PL : Non, pas du tout ! Absolument pas ! Le druide et le chamane sont deux noms différents pour définir la même fonction. Il y a les trois fonctions indo-européennes qu’on connaît dans toute l’Europe qui sont le côté mystique, le côté politique et le côté acteur, actif ou artisan. Je crois que le chamane, c’est ça en fait ! Le druide est une partie des fonctions du chamane. Le chamane, ça va un peu plus loin. Tout ça, ce sont des mots pour attirer la question et l’attention, mais en aucun cas la provocation, parce que c’est une réalité. Quand je suis pieds nus sur scène, ce n’est pas pour faire le malin. Si j’ai parfois des déplacements sur scène qui dérangent certains, ce n’est pas pour faire le fou. C’est parce que, à un moment donné, il y a une raison. Après, cette raison est liée à ce côté rituel et ça n’est pas de la provocation. Cela peut être pris comme tel, et ça ne me dérange absolument pas. On m’a toujours dit : « Si on parle de toi en bien, c’est bien ! Si on parle de toi en mal, c’est bien ! Si on ne parle pas de toi, c’est con ! »
On pourrait aussi dire que ta musique est la suite logique de ton ancien métier qui était pharmacien.
PL : Exactement ! Il y a quelqu’un qui m’a dit : « Dans ta pharmacie tu étais derrière tes petites boites et dans ton studio, tu es derrière tes petites boutons ». Quelque part, j’ai juste déplacé les lieux et les fonctions pour arriver au même résultat. C’est tout à fait ça finalement ! J’ai l’impression qu’on n’échappe jamais à ce que l’on est. On vient de quelque part, on va quelque part ! On ne sait pas d’où l’on vient, on ne sait pas ou l’on va ! Enfin, il y en a qui le savent, il y en a qui ne le savent pas. Ce qui est important, c’est la route qu’il faut tracer.

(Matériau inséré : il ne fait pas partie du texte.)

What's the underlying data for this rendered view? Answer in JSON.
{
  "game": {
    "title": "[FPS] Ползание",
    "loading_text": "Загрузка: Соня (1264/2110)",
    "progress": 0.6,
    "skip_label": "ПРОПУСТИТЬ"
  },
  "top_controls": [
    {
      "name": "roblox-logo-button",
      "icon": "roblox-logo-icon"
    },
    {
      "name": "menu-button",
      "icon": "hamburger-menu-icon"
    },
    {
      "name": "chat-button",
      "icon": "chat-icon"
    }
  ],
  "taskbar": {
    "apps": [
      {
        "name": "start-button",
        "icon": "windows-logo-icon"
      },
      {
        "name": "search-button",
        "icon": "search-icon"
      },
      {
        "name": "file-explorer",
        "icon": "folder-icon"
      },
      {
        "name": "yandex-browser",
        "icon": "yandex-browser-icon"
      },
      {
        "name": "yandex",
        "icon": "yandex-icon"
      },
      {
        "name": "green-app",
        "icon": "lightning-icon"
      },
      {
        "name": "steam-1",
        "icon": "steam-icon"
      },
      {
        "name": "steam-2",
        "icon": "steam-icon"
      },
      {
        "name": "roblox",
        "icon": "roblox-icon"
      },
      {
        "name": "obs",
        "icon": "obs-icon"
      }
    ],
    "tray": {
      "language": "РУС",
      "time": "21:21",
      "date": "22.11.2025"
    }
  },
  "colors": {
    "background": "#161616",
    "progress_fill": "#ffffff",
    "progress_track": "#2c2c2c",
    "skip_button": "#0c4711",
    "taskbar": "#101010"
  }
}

On n’échappe pas à sa culture. La pharmacie, c’est quelque chose que je ne veux plus exercer dans une officine. Mais c’est quelque chose qui m’a permis de comprendre que la culture était bien plus vaste que ce que les mystiques disent, que ce que les gens de la culture disent, et aussi que ce que les scientifiques disent. Tout ça a sa place pour dire qu’il y a des éléments qu’on n’a peut-être pas encore bien compris et que le XXIe siècle et les suivants vont ouvrir. Il est bien évident que, lorsqu’on sait que les choses naissent, vivent et meurent, la société dans laquelle on est n’échappe pas à ça. À partir du moment où elle est en voie d’extinction, ne serait-ce que par rapport à cette simple vérité de la naissance, de la vie et de la mort, je pense qu’il y a des propositions à faire pour la renaissance qu’il y aura derrière. On a un rôle, nous, artistes, dans ce domaine et ma réflexion sur la mode de vie, sur la santé, va dans ce sens-là.
Roland BECKER qualifiait sa musique d’images sonores. Chez toi aussi l’image a un aspect important au vu de ton attitude sur scène, de la qualité des livrets de tes albums.
PL : Oui effectivement ! Mais je ne voudrais pas réduire la musique à une image sonore. L’image qui est utilisée dans ma musique, ainsi que ma musique, ont la même origine. Dire que c’est une image sonore, cela voudrait dire qu’il y a un côté très esthétique. Or là, il n’y a aucun choix esthétique. C’est uniquement un choix de dire que je suis sur une scène, que cette scène, c’est chez moi pendant dix minutes ou une heure et demie. Donc, cet espace-là, je le pratique comme un lieu d’expression… je dirais presque, symbolique. L’image sonore, pour moi, c’est une impression et un des phénomènes possibles. Mais il y a plein d’autres aspects, bien entendu !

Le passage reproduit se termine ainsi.